この章の要点
15世紀初頭、イタリアでは市民階級がいち早く台頭した共和国フィレンツェが興隆し、人間性の回復と都市国家の理念を古代世界に求める動きが高まります。本章では、古代を範としつつも、自然や現実世界をみずからの目で研究し、遠近法や解剖学を究めて芸術革新を遂げていく初期ルネサンス美術の展開に目を向けましょう。
Movie1・・・競合する個性 -フィレンツェ洗礼堂門扉装飾とコンクール-
Movie2・・・ブルネッレスキの造形原理 -数学的秩序と美-
Movie3・・・マザッチョの革新 -遠近法と投影技法の統合-
Movie4・・・フラ・アンジェリコの宗教画 -瞑想のための絵画-
Movie5・・・マンテーニャの「だまし絵」 -マントヴァの宮廷文化-
15世紀前半のフィレンツェでは富裕市民階級の台頭を背景に、人間中心的で写実主義的な初期ルネサンス美術が花開きました。
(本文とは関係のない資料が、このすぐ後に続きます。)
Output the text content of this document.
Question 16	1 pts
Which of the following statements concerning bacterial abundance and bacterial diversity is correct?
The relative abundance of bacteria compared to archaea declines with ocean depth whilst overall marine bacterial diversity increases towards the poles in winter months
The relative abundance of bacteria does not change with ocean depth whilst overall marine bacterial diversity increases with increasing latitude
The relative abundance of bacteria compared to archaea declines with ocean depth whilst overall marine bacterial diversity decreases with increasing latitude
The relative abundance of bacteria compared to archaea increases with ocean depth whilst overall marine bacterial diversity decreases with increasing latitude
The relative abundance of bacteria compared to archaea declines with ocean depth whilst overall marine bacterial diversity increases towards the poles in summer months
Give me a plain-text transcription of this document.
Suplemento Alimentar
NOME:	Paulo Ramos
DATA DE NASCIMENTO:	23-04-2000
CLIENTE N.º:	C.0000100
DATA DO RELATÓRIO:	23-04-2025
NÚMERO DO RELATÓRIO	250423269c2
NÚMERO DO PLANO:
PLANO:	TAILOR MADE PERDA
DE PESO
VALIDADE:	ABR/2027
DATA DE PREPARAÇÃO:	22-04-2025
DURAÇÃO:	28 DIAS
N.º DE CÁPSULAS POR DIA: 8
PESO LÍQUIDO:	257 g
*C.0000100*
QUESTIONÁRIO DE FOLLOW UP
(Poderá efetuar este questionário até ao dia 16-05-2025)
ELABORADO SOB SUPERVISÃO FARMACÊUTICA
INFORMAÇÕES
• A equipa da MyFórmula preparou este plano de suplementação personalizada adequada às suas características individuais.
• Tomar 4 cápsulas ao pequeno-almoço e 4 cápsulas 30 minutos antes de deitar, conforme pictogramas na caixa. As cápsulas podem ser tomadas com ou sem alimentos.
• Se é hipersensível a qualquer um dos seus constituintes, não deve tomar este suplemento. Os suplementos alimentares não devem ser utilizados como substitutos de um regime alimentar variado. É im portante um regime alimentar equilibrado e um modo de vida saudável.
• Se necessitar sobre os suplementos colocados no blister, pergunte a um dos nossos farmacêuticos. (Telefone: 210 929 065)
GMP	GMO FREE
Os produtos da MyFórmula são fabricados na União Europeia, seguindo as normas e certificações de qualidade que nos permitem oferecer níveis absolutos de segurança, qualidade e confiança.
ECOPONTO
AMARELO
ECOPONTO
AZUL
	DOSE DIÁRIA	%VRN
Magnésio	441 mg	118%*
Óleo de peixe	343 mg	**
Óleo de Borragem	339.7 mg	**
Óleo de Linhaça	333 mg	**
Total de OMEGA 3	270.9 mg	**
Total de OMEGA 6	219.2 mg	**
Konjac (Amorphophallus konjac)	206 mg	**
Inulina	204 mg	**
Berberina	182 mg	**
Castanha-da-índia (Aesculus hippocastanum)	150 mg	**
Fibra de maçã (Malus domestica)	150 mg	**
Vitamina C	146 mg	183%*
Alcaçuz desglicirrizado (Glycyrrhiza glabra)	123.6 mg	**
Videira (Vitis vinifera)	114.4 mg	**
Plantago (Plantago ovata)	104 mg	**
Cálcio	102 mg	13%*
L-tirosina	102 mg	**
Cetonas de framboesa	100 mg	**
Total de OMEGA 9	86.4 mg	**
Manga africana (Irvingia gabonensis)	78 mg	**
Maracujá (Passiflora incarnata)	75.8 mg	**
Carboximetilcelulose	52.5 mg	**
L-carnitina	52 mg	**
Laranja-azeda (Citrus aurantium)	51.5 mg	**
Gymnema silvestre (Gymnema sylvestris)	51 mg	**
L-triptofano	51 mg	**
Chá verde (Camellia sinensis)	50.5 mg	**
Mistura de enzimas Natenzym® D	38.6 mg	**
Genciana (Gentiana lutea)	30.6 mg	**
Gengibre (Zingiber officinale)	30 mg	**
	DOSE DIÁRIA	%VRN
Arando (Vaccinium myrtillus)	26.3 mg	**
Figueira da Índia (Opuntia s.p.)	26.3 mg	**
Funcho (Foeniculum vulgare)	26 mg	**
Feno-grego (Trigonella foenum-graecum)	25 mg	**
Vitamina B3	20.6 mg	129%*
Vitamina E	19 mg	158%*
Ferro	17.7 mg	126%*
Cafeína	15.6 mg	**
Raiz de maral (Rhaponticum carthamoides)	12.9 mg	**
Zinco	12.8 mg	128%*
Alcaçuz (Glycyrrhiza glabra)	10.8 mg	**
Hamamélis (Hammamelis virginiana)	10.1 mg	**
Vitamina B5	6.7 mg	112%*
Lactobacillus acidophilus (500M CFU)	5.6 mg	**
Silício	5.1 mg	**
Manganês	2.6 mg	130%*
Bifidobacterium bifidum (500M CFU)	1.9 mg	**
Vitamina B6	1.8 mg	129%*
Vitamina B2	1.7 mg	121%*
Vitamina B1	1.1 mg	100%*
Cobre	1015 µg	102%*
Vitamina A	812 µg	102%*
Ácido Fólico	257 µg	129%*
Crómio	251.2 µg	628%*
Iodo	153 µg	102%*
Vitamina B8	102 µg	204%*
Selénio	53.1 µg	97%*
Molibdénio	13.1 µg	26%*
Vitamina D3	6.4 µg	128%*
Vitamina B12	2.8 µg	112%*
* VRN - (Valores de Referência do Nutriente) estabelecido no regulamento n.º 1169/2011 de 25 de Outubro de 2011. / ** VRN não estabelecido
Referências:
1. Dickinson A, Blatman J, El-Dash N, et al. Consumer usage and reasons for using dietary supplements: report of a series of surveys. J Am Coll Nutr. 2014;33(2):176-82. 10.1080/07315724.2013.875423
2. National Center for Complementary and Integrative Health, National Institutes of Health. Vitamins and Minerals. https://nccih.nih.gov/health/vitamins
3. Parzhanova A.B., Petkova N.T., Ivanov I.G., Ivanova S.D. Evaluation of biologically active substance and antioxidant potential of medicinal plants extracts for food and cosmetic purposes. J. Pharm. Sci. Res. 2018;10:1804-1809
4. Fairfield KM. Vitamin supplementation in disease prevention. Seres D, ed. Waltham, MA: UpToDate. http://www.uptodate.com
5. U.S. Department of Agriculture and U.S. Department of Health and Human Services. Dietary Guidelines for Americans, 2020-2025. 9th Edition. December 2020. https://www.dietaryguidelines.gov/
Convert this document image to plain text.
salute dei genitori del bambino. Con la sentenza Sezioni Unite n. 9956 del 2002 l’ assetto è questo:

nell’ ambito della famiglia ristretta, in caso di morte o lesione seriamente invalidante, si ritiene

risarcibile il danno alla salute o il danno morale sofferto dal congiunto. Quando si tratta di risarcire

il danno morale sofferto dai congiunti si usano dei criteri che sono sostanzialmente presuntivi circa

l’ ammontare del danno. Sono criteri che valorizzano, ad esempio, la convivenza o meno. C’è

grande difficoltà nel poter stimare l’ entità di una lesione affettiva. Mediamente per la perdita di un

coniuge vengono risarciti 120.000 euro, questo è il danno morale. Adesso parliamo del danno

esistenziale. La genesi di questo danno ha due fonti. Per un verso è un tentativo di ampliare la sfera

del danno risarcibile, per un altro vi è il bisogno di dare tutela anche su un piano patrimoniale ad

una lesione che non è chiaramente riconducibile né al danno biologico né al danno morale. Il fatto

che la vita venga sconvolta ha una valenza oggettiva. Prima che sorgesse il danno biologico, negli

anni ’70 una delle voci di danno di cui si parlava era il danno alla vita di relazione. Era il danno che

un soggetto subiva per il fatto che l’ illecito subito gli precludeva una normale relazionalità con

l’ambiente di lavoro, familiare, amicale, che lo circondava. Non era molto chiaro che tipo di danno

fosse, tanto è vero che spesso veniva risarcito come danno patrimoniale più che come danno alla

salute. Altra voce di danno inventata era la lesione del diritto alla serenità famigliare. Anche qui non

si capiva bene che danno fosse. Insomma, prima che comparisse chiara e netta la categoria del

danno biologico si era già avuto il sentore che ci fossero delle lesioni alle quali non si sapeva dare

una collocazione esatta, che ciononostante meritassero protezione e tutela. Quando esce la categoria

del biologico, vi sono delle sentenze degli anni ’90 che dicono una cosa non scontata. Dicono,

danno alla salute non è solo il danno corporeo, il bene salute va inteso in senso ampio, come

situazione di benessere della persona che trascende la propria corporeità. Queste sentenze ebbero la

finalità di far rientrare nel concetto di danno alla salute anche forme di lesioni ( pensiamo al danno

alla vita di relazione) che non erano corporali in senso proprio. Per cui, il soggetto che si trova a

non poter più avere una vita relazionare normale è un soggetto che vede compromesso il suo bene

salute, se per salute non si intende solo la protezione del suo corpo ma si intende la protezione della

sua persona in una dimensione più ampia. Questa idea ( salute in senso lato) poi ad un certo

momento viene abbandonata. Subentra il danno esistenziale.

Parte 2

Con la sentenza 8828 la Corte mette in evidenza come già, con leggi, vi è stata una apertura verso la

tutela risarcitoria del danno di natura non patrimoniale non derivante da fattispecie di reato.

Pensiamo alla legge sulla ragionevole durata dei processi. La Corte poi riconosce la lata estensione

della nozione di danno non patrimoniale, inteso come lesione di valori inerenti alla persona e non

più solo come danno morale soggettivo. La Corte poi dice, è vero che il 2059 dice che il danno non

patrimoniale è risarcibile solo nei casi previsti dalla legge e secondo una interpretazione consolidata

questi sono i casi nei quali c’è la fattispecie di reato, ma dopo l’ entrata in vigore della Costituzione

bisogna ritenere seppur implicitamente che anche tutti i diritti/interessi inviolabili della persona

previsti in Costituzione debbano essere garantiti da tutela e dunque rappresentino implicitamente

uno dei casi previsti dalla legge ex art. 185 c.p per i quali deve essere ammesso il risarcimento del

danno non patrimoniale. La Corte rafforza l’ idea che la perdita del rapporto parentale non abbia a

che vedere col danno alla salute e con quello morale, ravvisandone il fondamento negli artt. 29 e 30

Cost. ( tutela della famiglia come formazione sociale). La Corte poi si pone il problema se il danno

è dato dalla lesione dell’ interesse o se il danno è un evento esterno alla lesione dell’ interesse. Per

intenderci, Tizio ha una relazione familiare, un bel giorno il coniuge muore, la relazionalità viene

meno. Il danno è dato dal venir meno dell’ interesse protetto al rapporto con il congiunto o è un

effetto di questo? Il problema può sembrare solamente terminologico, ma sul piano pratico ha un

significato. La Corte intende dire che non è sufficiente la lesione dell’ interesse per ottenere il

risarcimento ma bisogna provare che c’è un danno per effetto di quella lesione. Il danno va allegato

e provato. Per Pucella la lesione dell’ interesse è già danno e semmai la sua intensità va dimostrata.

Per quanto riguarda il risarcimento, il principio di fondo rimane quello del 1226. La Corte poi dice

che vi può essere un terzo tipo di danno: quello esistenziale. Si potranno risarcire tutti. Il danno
建築では、ブルネッレスキが古代研究に基づき 数的比例と調和を重視する建築理念を確立しました。彫刻では、ドナテッロが古代をも凌駕するダイナミックな彫像を打ち出し、絵画では、マザッチョが遠近法を適用した三次元的空間や彫塑的人体を表現しました。15世紀後半には、イタリア各地の宮廷にルネサンス美術は波及しました。